Une étude révèle que les chiens mayas parcouraient de longues distances, recevaient une alimentation riche et finissaient souvent sacrifiés ou consommés.
Sur les routes commerciales des Mayas circulaient jade, obsidienne, céramiques et animaux vivants. C’est ce que raconte une étude publiée dans le Journal of Archaeological Science : certaines communautés des hauts plateaux du Chiapas, dans le sud du Mexique, recevaient de petits chiens en provenance des plaines mayas situées à des centaines de kilomètres, au terme de trajets compris grosso modo entre 560 et 640 kilomètres. Au sein de cette économie circulaient donc des créatures qu’il fallait nourrir, protéger et maintenir en vie pendant le voyage, avec un niveau d’organisation qui s’apparente fortement à une véritable filière.
L’étude a analysé les dents et les os de chiens et de grands herbivores mis au jour sur deux sites des hauts plateaux du Chiapas, Moxviquil et Tenam Puente, datés entre 400 et 800 après J.-C. Les chercheurs se sont principalement appuyés sur les traces chimiques qui subsistent dans les tissus et permettent de comprendre où un animal a grandi. Pour rendre la comparaison plus précise, ils ont également cartographié les isotopes locaux à partir de 45 échantillons de végétaux récoltés dans le centre du Chiapas. Les auteurs eux-mêmes expliquent qu’un système de ce type exige une organisation, des soins et un réseau d’échanges très solide.

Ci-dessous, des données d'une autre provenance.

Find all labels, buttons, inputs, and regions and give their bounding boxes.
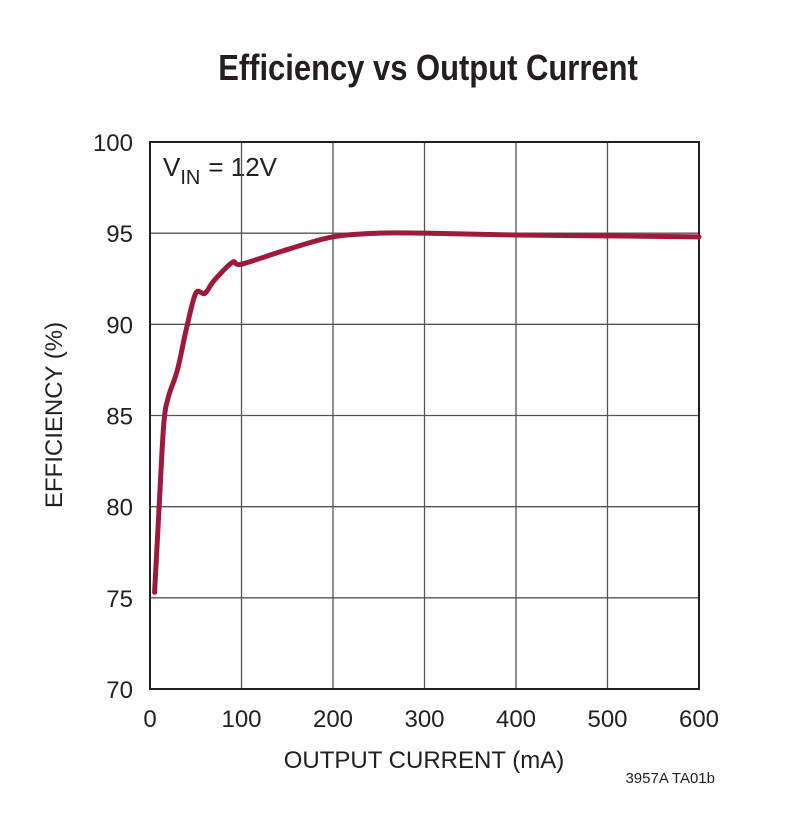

Ces petits chiens nourris de maïs et de viande avaient une grande valeur
L’équipe a également analysé les isotopes stables du carbone et de l’azote, qui permettent de reconstituer le régime alimentaire. Il en ressort un autre élément marquant : ces chiens consommaient de grandes quantités de maïs et de viande, soit une alimentation riche et très proche de celle des humains. Selon les chercheurs, c’est le signe d’une alimentation intentionnelle, suivie avec attention. Dans certains cas, il pourrait même s’agir de races sélectionnées, peut-être apparentées aux ancêtres du Xoloitzcuintli, le chien nu mexicain, une hypothèse qui devra être vérifiée par des analyses ADN.
Dans l’art maya, de petits chiens apparaissent souvent sous le hamac du souverain. Cela laisse penser à un rôle de statut social, de cadeau scellant une alliance ou de bien de prestige. C’est là que le tableau se complique, car le même animal qui accompagnait l’élite pouvait aussi avoir une toute autre destinée. L’archéologue Ashley Sharpe, qui étudie ces restes depuis des années, décrit de nombreux spécimens comme des chiens très petits, à peine plus grands qu’un chihuahua, dont l’apparence rappelle en partie les chiens au ventre rebondi représentés sur les célèbres figurines de Colima.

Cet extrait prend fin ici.